Euro Trump
A América e a Europa não podem ser mais opostas na união de um Bloco Ocidental. É impensável ter de escrever esta frase, mas a realidade é mais forte do que a mentira das ilusões.
Vista do outro lado do Atlântico, a Europa é a origem e a Europa é uma aberração. A Europa como origem é um museu do passado mantido pelo esforço americano depois de 1945. A Europa como aberração deriva da sua complexa sensibilidade histórica com excitações humanistas de Vénus e uma estrutura política dependente da protecção americana. O tempo tem a seta da mudança, as estratégias são expressão dos interesses permanentes, as alianças são expressão das amizades passageiras. A América e a Europa não podem ser mais opostas na união de um Bloco Ocidental. É impensável ter de escrever esta frase, mas a realidade é mais forte do que a mentira das ilusões.
Aos olhos de Trump o compromisso com a Europa é uma excrescência da Guerra Fria e não a expressão da nova ordem internacional em efervescência. O Império adopta a configuração de uma potência mercenária em que toda a protecção tem um preço económico muito para além do património dos valores partilhados. O fim do Império é o império dos negócios onde toda a política é transacional, numa expressão máxima de um novo capitalismo político estruturado na mais profunda desregulação. É a política do caos como expressão da ordem na política. Trump não se pensa como um humano normal. Trump não se pensa como um político normal. Trump vê-se como o novo Founding Father da República Americana. E para tal mudará a República e mudará o Mundo.

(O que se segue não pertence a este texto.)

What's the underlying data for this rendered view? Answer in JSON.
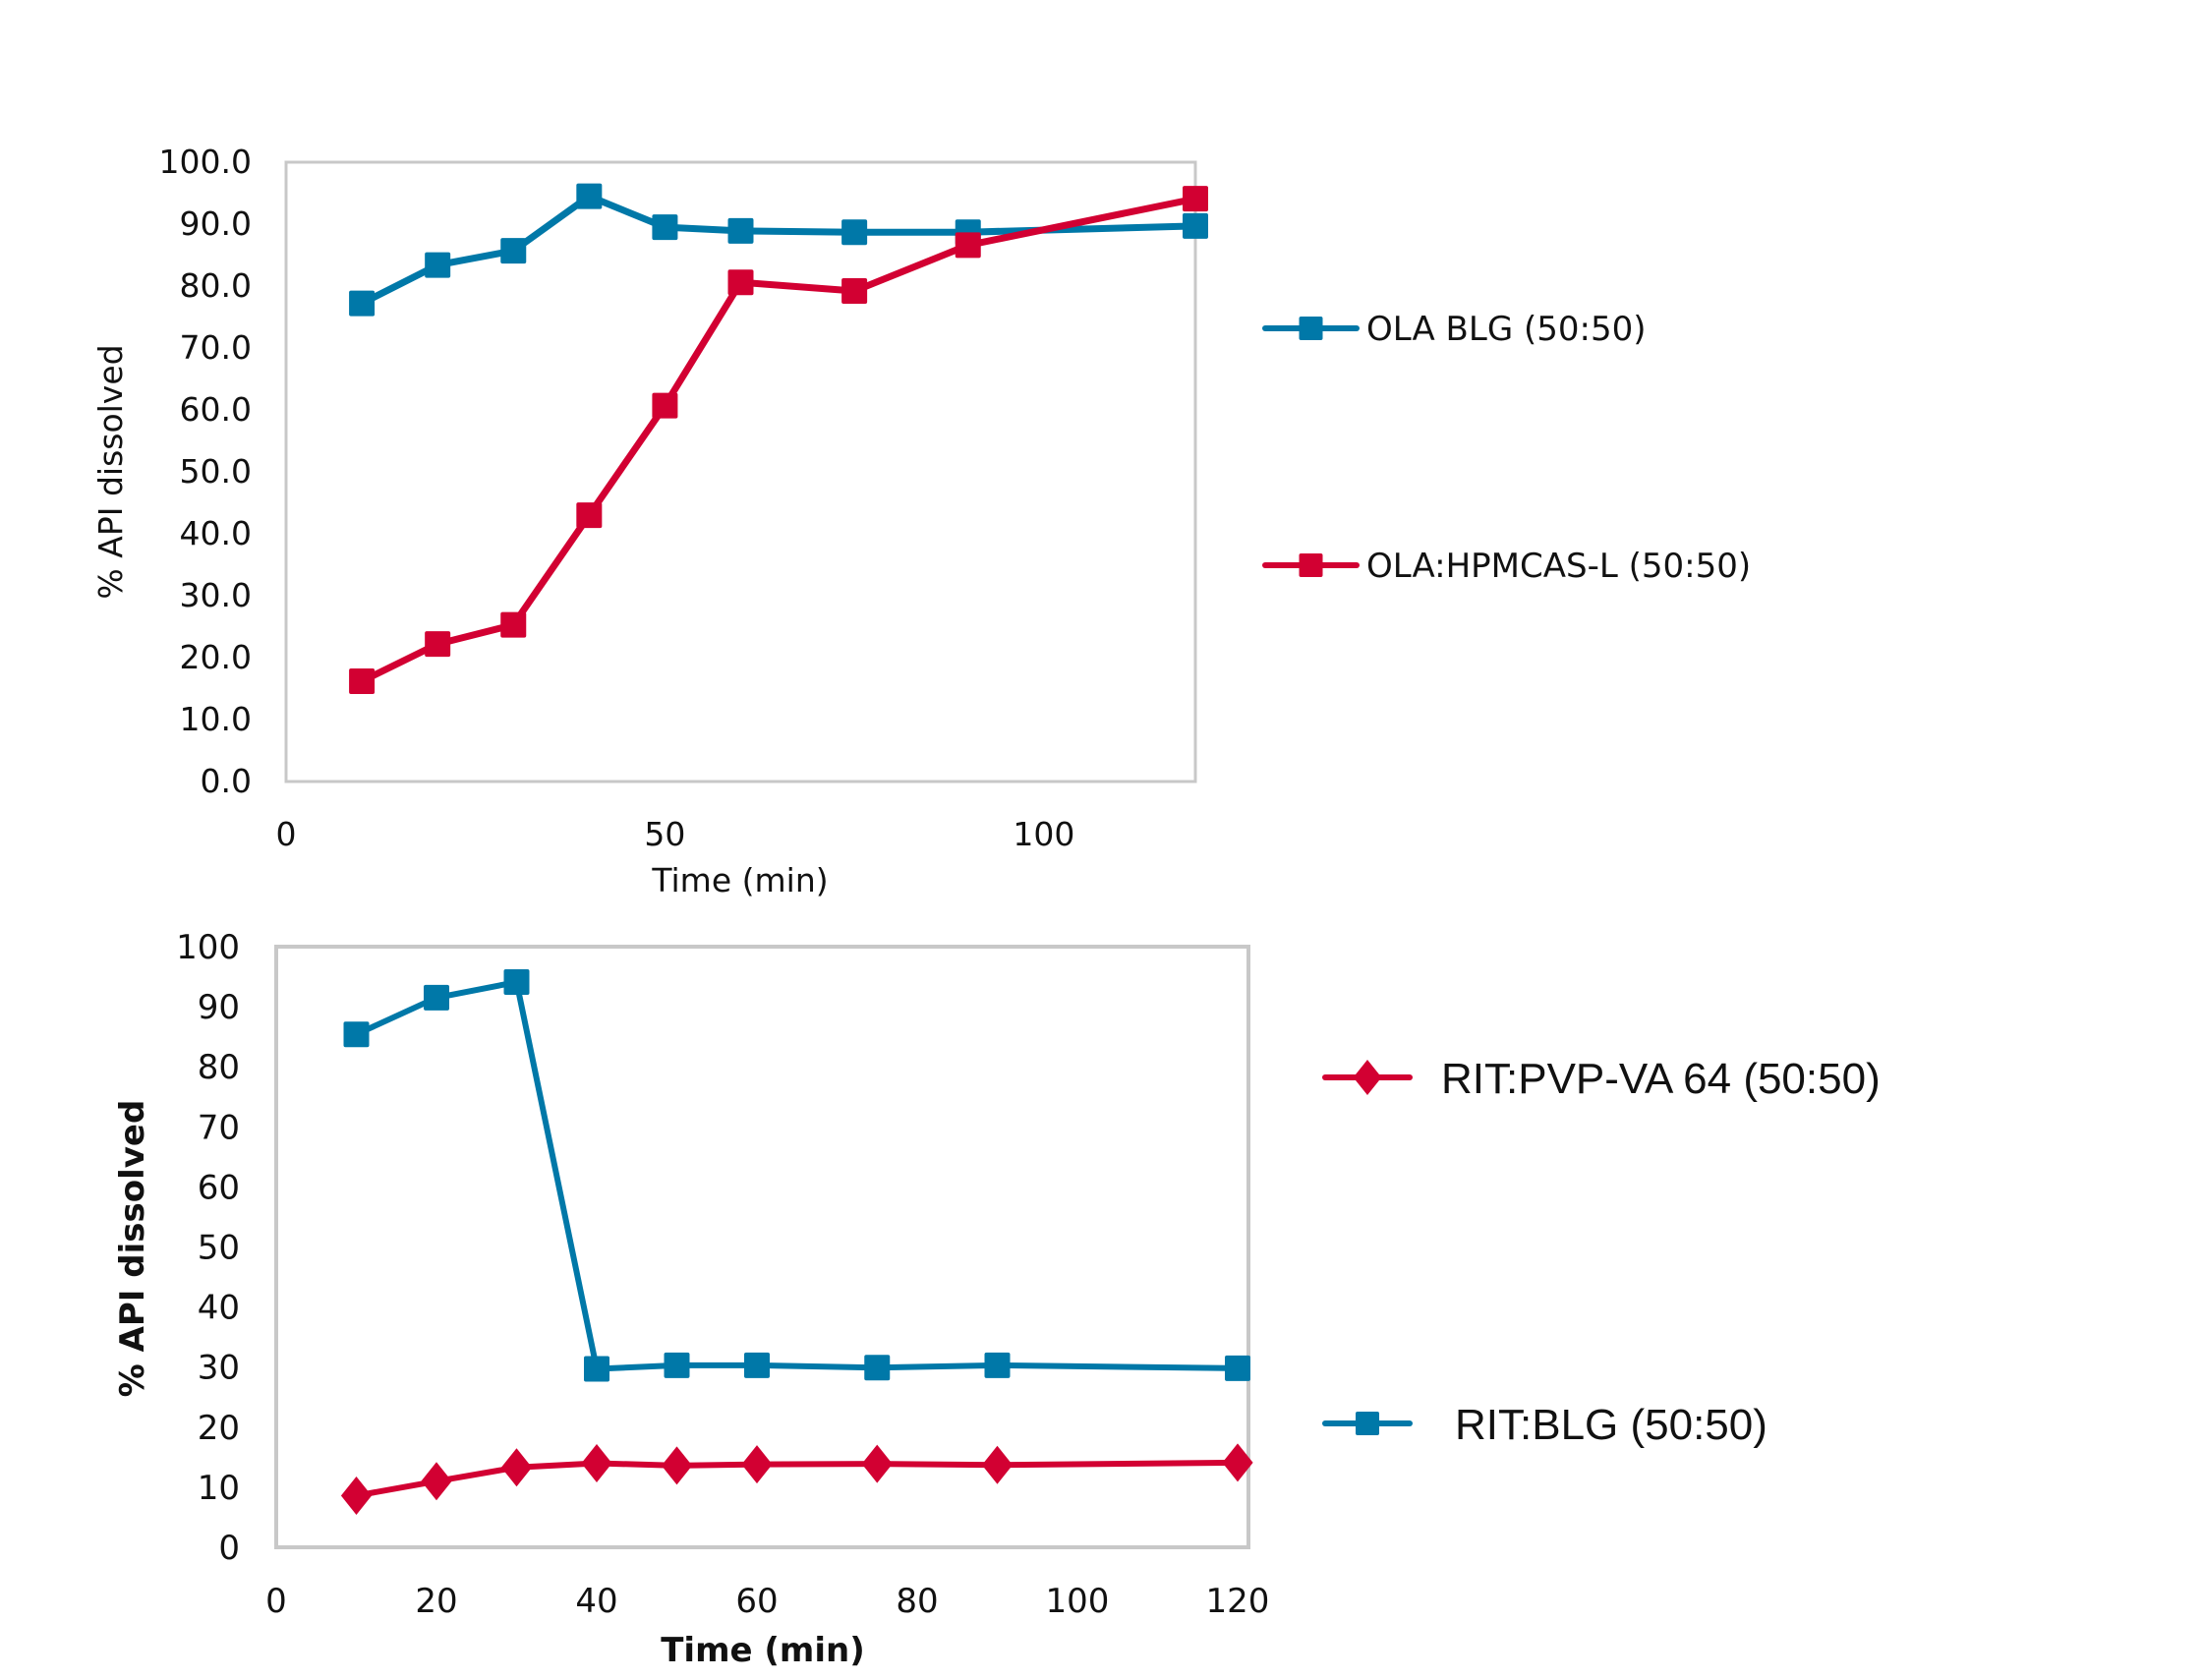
{
  "colors": {
    "blue": "#0078A8",
    "red": "#D20032",
    "frame": "#C8C8C8"
  },
  "chart_data": [
    {
      "type": "line",
      "title": "",
      "xlabel": "Time (min)",
      "ylabel": "% API dissolved",
      "xlim": [
        0,
        120
      ],
      "ylim": [
        0,
        100
      ],
      "x_ticks": [
        "0",
        "50",
        "100"
      ],
      "x_tick_values": [
        0,
        50,
        100
      ],
      "y_ticks": [
        "0.0",
        "10.0",
        "20.0",
        "30.0",
        "40.0",
        "50.0",
        "60.0",
        "70.0",
        "80.0",
        "90.0",
        "100.0"
      ],
      "y_tick_values": [
        0,
        10,
        20,
        30,
        40,
        50,
        60,
        70,
        80,
        90,
        100
      ],
      "grid": false,
      "legend_position": "right",
      "x": [
        10,
        20,
        30,
        40,
        50,
        60,
        75,
        90,
        120
      ],
      "series": [
        {
          "name": "OLA BLG (50:50)",
          "color": "#0078A8",
          "marker": "square",
          "values": [
            77.2,
            83.4,
            85.7,
            94.5,
            89.5,
            88.9,
            88.7,
            88.7,
            89.7
          ]
        },
        {
          "name": "OLA:HPMCAS-L (50:50)",
          "color": "#D20032",
          "marker": "square",
          "values": [
            16.2,
            22.2,
            25.3,
            43.0,
            60.7,
            80.6,
            79.2,
            86.6,
            94.1
          ]
        }
      ]
    },
    {
      "type": "line",
      "title": "",
      "xlabel": "Time (min)",
      "ylabel": "% API dissolved",
      "xlim": [
        0,
        120
      ],
      "ylim": [
        0,
        100
      ],
      "x_ticks": [
        "0",
        "20",
        "40",
        "60",
        "80",
        "100",
        "120"
      ],
      "x_tick_values": [
        0,
        20,
        40,
        60,
        80,
        100,
        120
      ],
      "y_ticks": [
        "0",
        "10",
        "20",
        "30",
        "40",
        "50",
        "60",
        "70",
        "80",
        "90",
        "100"
      ],
      "y_tick_values": [
        0,
        10,
        20,
        30,
        40,
        50,
        60,
        70,
        80,
        90,
        100
      ],
      "grid": false,
      "legend_position": "right",
      "x": [
        10,
        20,
        30,
        40,
        50,
        60,
        75,
        90,
        120
      ],
      "series": [
        {
          "name": "RIT:PVP-VA 64 (50:50)",
          "color": "#D20032",
          "marker": "diamond",
          "values": [
            8.6,
            11.0,
            13.3,
            14.0,
            13.6,
            13.8,
            13.9,
            13.7,
            14.1
          ]
        },
        {
          "name": "RIT:BLG (50:50)",
          "color": "#0078A8",
          "marker": "square",
          "values": [
            85.4,
            91.5,
            94.1,
            29.7,
            30.3,
            30.3,
            29.9,
            30.3,
            29.8
          ]
        }
      ]
    }
  ]
}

A Europa é hoje um peso obsoleto para a República. Uma marca do passado. Uma aliança inconveniente. Um Continente velho e exótico face ao novo exotismo da América. Convém recordar que depois de 1945 a América era observada na Europa como o fim da identidade europeia. A presença americana era temida pelo excesso do materialismo, pelos excessos da vulgaridade, pela revelação de uma democracia massificada, superficial, popular. A elite europeia em estado de necessidade moldou-se aos valores e imperativos do Império. A reconstrução da Europa coincide com a construção do Império, a convergência entre as estratégias ao serviço dos interesses permanentes e as alianças cativas das amizades passageiras. O tempo passou, o Mundo mudou e parece tempo do Império mudar de rumo em direcção ao Oriente.

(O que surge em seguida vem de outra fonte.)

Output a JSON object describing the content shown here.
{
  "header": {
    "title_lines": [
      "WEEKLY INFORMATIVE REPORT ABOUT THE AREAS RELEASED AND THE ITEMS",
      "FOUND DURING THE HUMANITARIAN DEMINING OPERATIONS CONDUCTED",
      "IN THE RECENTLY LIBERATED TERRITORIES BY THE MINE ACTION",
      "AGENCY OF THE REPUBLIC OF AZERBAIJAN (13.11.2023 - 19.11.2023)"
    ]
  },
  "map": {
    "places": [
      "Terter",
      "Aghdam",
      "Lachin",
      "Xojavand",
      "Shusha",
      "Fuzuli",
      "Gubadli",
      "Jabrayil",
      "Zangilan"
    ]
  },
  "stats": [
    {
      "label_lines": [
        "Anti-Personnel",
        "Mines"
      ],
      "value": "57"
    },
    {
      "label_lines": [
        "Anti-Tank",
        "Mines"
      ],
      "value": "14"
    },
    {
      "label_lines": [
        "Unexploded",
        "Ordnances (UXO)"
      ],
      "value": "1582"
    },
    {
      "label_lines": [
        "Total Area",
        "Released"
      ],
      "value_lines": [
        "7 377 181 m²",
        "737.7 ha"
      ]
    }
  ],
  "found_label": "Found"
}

A Europa é hoje mais a marca do passado do que a visão do futuro. Basta observar o estranho silêncio das instituições europeias. A perplexidade polida e uma certa orfandade política ressurgem nos poucos discursos europeus. Quando na Europa todos os eixos de reconciliação histórica estão em reavaliação, ressurgem na erupção de novos conflitos, estremecem nas fissuras culturais e políticas que atravessam o Velho Continente. Perante tal cenário, a República torna-se mito, a República torna-se MAGA, a República torna-se Trump.
Ocorre-me uma reflexão de Margaret Thatcher sobre os mistérios da República. A Europa nunca será igual à América. A Europa é um produto da História. A América é um produto da Filosofia. Com Trump, a filosofia da América é a América.
Existem observadores, comentadores, intelectuais, que pensam que pelo facto da própria elite cultural e artística americana ser capaz de produzir as maiores críticas e os mais devastadores retratos da América, tal representa a fábrica social de uma República genuinamente livre e liberal. Trump é a prova de que o iliberalismo é uma face insofismável do próprio liberalismo americano. Sempre lá esteve, sempre lá estará, tudo se resume à conveniência dos tempos. A ideia de que a justiça social ou outra concepção particular do bem são anteriores à política; a ideia de que a política é uma ramificação secundária e subserviente da filosofia é apenas uma ilusão democrática. Seja na ordem interna, seja na ordem externa, o liberalismo de Trump será sempre a expressão maximizada dos interesses impulsionados por uma democracia absoluta sob a autoridade de um Grande Homem. A República não tem tempo para a História. A República não tem tempo para a Europa.
A questão que incomoda e nos interpela é a da origem desta geração que se afirma como a elite de Trump. Por que são os “piores” que chegam ao topo? Três ordens de razões podem ser adiantadas:
- Primeira, o Projecto Trump exige um grau de obediência e uniformidade compatível apenas com os menores standards intelectuais e com os maiores instintos primitivos comuns a uma tribo.
- Segunda, o Projecto Trump exige a cumplicidade dos ambiciosos, a conivência dos oportunistas, o domínio de uma elite em que a ausência de escrúpulos é um gesto político.
- Terceira, o Projecto Trump exige a capacidade de união em torno de um programa negativo onde o ódio e o insulto são a marca da excelência política.
Em três critérios, eis a descrição da Administração Trump. A elite de Trump é o lúmpen da liberdade. E o lúmpen da liberdade é a mais trágica das misérias morais. May God Bless America.